From 31st July, a new law means that employees who are furloughed and face losing their jobs will be eligible for a redundancy pay-off based on their normal wages – not their furlough salary.
According to the Government only a small number of businesses had taken advantage of the current crisis to pay a lower rate.
Business Secretary Alok Sharma said that the new law had been introduced to ensure employees will receive the full pay-off they are entitled to.
Employees being made redundant who have more than two years continuous service are usually entitled to receive a statutory redundancy payment based on length of service, age and pay – up to the statutory maximum.
However, many of the 9.5 million furloughed employees in the UK are receiving 80% of their normal salary.
Mr Sharma said: “The Government is doing everything it can to protect people's livelihoods. New laws will ensure furloughed employees are not short-changed and are paid their full redundancy pay entitlement - providing some reassurance in an undeniably testing time.”
Furlough scheme ends 31st October
Under the furlough scheme, the Government has paid 80% of employees’ salaries – capped at £2,500 a month.

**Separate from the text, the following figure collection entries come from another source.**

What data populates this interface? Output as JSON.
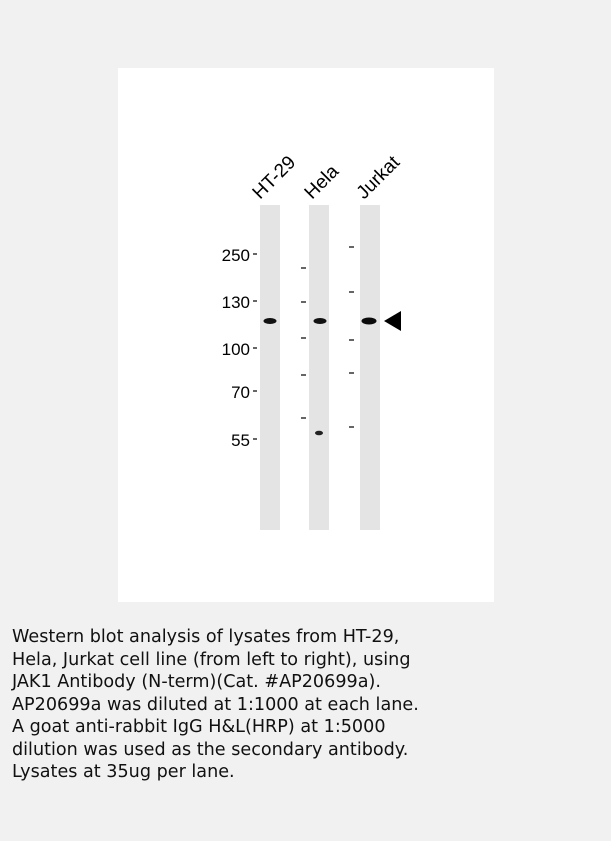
{
  "figure": {
    "lanes": [
      {
        "label": "HT-29"
      },
      {
        "label": "Hela"
      },
      {
        "label": "Jurkat"
      }
    ],
    "mw_markers": [
      "250",
      "130",
      "100",
      "70",
      "55"
    ],
    "colors": {
      "background": "#f1f1f1",
      "panel": "#ffffff",
      "lane": "#e4e4e4",
      "band": "#111111",
      "arrow": "#000000"
    }
  },
  "caption": " Western blot analysis of lysates from HT-29,\nHela, Jurkat cell line (from left to right), using\nJAK1 Antibody (N-term)(Cat. #AP20699a).\nAP20699a was diluted at 1:1000 at each lane.\nA goat anti-rabbit IgG H&L(HRP) at 1:5000\ndilution was used as the secondary antibody.\nLysates at 35ug per lane."
}
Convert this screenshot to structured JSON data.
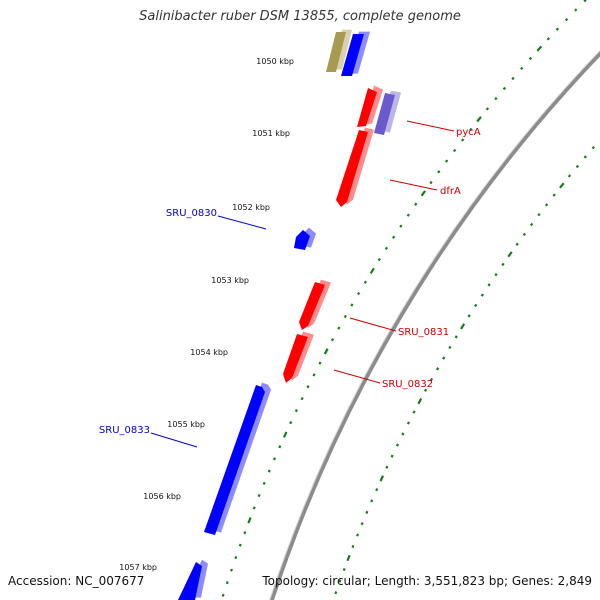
{
  "title": "Salinibacter ruber DSM 13855, complete genome",
  "accession": "Accession: NC_007677",
  "summary": "Topology: circular; Length: 3,551,823 bp; Genes: 2,849",
  "colors": {
    "backbone": "#8c8c8c",
    "forward_gene": "#ff0000",
    "reverse_gene": "#0000ff",
    "rna": "#a89a50",
    "highlight": "#6a5acd",
    "tick": "#1a7a1a",
    "forward_label": "#cc0000",
    "reverse_label": "#0000cc"
  },
  "kbp_labels": [
    "1050 kbp",
    "1051 kbp",
    "1052 kbp",
    "1053 kbp",
    "1054 kbp",
    "1055 kbp",
    "1056 kbp",
    "1057 kbp"
  ],
  "gene_labels": [
    {
      "text": "pycA",
      "strand": "forward"
    },
    {
      "text": "dfrA",
      "strand": "forward"
    },
    {
      "text": "SRU_0830",
      "strand": "reverse"
    },
    {
      "text": "SRU_0831",
      "strand": "forward"
    },
    {
      "text": "SRU_0832",
      "strand": "forward"
    },
    {
      "text": "SRU_0833",
      "strand": "reverse"
    }
  ]
}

However, from August employers will have to pay Employers National Insurance (NI) and employers pension contributions.
More changes will follow in September, when employers must pay 10% of furloughed staff salaries, plus NI and pension contributions.
The Job Retention Scheme ends on 31st October and, for this last month, employers must pay 20% of salaries, plus NI and pension contributions.
Employees’ rights protected
Also protected by the new legislation is statutory notice pay, which can range from at least one week to 12 weeks – depending on an employee’s length of service. During the notice period, employers must pay their works.
The new law stipulates that notice pay be based on normal wages and not lower amount they may have received under the Coronavirus Job Retention Scheme.
Other changes being introduced will see basic awards for unfair dismissal cases being based on full pay rather than furlough scheme wages.
“We urge employers to do everything they can to avoid making redundancies, but where this is unavoidable it is important that employees receive the payments they are rightly entitled to,” added Mr Sharma.